"The biggest giveaway, beyond heavy use of contrived metaphors, is a striking lack of detail beyond what you could glean from a trailer for the game. Embargoes covering what parts of a video game can come up in a pre-release review can be strict, but a good critic usually finds a way to describe their experience without being vague."
"The author's profile on VideoGamer is just as awkwardly written as the review, and the profile picture of the account appears to be AI-generated. When you try to save the image locally, its file name, 'ChatGPT-Image-Oct-20-2025-11_57_34-AM-300x300,' also seems like a dead giveaway."
"Kotaku looked at the X accounts of several other recent bylines at VideoGamer and found similar results. All their profile pictures appear to be AI-generated, and all the accounts were created around the same time in October 2025."

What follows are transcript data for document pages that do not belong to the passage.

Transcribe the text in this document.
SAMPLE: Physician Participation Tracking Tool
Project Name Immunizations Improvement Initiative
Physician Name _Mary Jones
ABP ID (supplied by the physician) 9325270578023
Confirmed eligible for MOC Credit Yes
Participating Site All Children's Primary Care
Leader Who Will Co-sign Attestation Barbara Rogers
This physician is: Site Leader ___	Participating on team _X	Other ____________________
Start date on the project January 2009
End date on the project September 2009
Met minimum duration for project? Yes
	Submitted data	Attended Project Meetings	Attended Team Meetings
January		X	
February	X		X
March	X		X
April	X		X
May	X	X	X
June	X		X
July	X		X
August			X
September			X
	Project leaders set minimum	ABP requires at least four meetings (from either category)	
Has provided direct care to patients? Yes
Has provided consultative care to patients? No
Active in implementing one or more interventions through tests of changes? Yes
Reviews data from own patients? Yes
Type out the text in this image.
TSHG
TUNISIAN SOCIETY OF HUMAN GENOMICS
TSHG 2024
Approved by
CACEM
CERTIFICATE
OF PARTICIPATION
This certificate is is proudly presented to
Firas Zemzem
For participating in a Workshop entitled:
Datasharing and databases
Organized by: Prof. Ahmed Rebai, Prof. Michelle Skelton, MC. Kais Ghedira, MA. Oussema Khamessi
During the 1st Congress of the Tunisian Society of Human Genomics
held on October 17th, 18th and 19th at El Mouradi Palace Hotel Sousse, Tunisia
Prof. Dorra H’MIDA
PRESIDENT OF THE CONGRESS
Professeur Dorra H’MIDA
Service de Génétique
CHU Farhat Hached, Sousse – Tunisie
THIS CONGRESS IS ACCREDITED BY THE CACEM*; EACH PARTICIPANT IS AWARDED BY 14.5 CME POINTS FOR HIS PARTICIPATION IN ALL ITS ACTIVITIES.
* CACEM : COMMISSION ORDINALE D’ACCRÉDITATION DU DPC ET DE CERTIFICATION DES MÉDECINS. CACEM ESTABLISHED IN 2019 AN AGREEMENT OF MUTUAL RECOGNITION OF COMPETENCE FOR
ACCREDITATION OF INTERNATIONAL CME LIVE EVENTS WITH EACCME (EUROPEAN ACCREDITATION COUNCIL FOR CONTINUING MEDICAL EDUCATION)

Metacritic removed a review of Resident Evil Requiem published by VideoGamer after determining it was AI-generated. The review, attributed to a fictional author named Brian Merrygold, lacked substantive detail and relied on contrived metaphors typical of AI writing. Investigation revealed the author's profile picture was AI-generated, with the filename containing ChatGPT metadata. Multiple other VideoGamer bylines from October 2025 showed similar patterns of AI-generated profile pictures and simultaneous account creation. Metacritic aggregates reviews from real publications to establish critical consensus scores, making the inclusion of fabricated AI reviews problematic for the platform's credibility and accuracy.